Shortly after, Chris, “The Nerd Guy,” who has been in networking for 20 years, landed a contract with Colonial Bank, so the couple shut down their operation as a business but kept their corporate identity.

After the collapse of Colonial Bank a year ago, Chris’ contract ended, so the couple decided to get The Nerd Guy back up and running.

“There has been an amazing number of clients that have done business with us right here in Chilton County,” said Montalbano. “It’s deceptive because we have such a large area and it’s far in between businesses so you don’t think there are that many businesses, but our client list here is a completely separate group of people from our Birmingham client list and it’s almost as big. We are really thrilled with that and thrilled to be able to be here and be a service for the community.”

What The Nerd Guy lacks, unlike an older business, is word of mouth advertising, which is vital in a town like this, said Montalbano.

“But what we lack there we have in expertise and experience with technology,” she said.

Chris has numerous advance certifications. For example, he is a Microsoft certified engineer. The company’s lead tech, Tammy Carden, has worked as a tech for Staples for four years and while working for them performed internal training and gained expertise.

“It’s one thing to know something; it’s another to have a plaque on the wall that says you know something, so that’s a really big deal for us, establishing this business as we do know what we’re doing here and we’re here to stay.”

The business has two full-time techs, Carden and Patrick Banks. Stacy Owens is the manager, and they all have their areas of expertise.
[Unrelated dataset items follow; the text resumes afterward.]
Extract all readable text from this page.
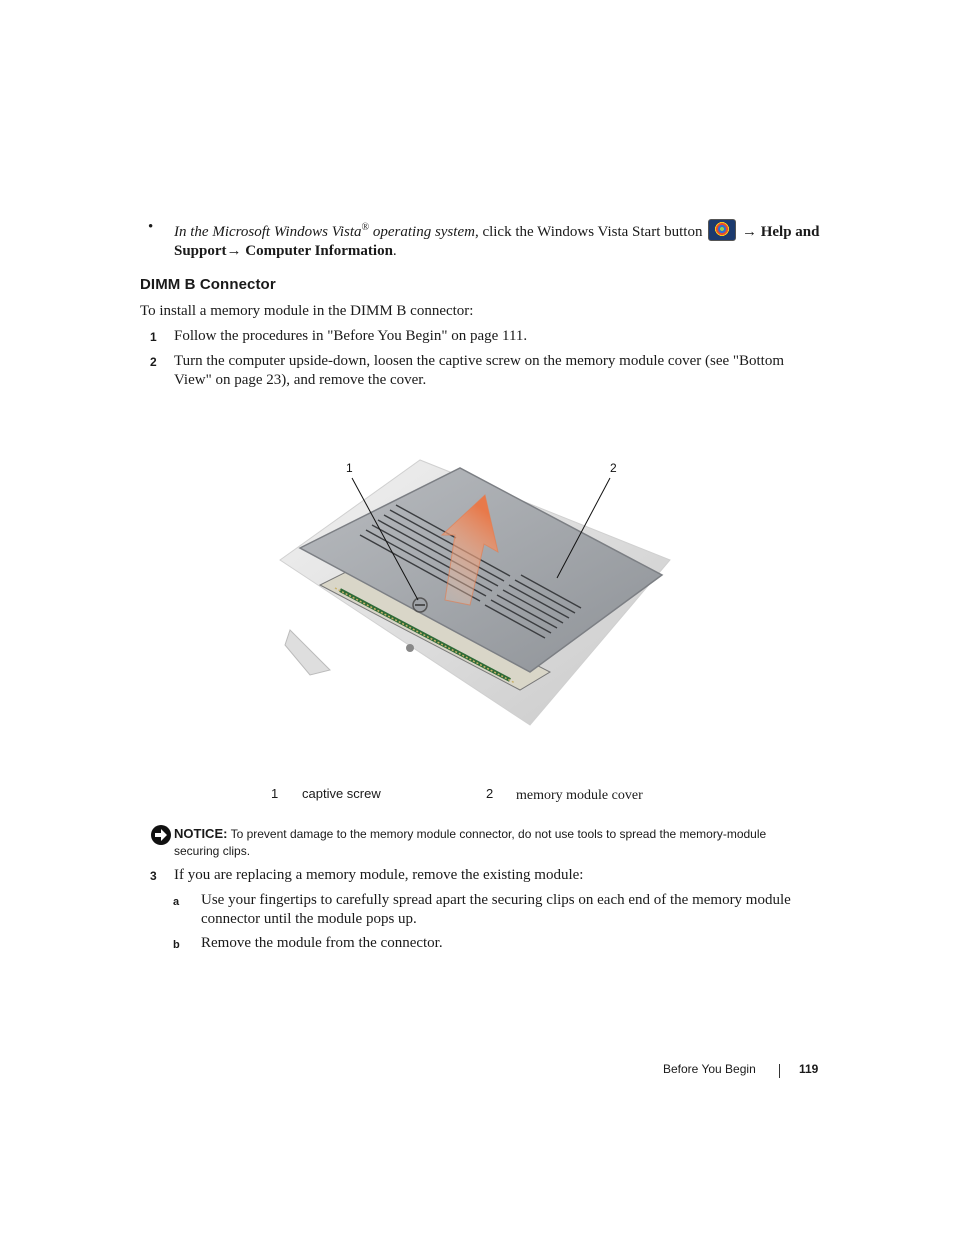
• In the Microsoft Windows Vista® operating system, click the Windows Vista Start button  → Help and Support→ Computer Information.
DIMM B Connector
To install a memory module in the DIMM B connector:
1 Follow the procedures in "Before You Begin" on page 111.
2 Turn the computer upside-down, loosen the captive screw on the memory module cover (see "Bottom View" on page 23), and remove the cover.
1	2
1 captive screw	2 memory module cover
NOTICE: To prevent damage to the memory module connector, do not use tools to spread the memory-module securing clips.
3 If you are replacing a memory module, remove the existing module:
a Use your fingertips to carefully spread apart the securing clips on each end of the memory module connector until the module pops up.
b Remove the module from the connector.
Before You Begin	119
Since moving to Clanton, the business has had its struggles trying to stay afloat in the economy.

“When we started, we had some really slow months, so slow that we had to tell our landlord when we moved here to please start us out on a six-month lease,” said Montalbano. “The slow months are a part of any business. We’ve had so many people in the community come and say, ‘We’re so glad you’re here; we need you here,’ and that’s a huge encouragement when everything else is not looking well,” she said.

One of the business’ short-term goals is to expand its hours so students can use its free unlimited Wi-Fi connection, and a long-term goal is to add more services for businesses, such as a place to make copies because that is a complete void for the Chilton County area, said Montalbano.

Editor’s note: This story is included in The Clanton Advertiser’s special publication, Progress 2011. The annual section was inserted into the newspaper the weekend of Sunday, Feb. 27. Copies are still available at The Clanton Advertiser office.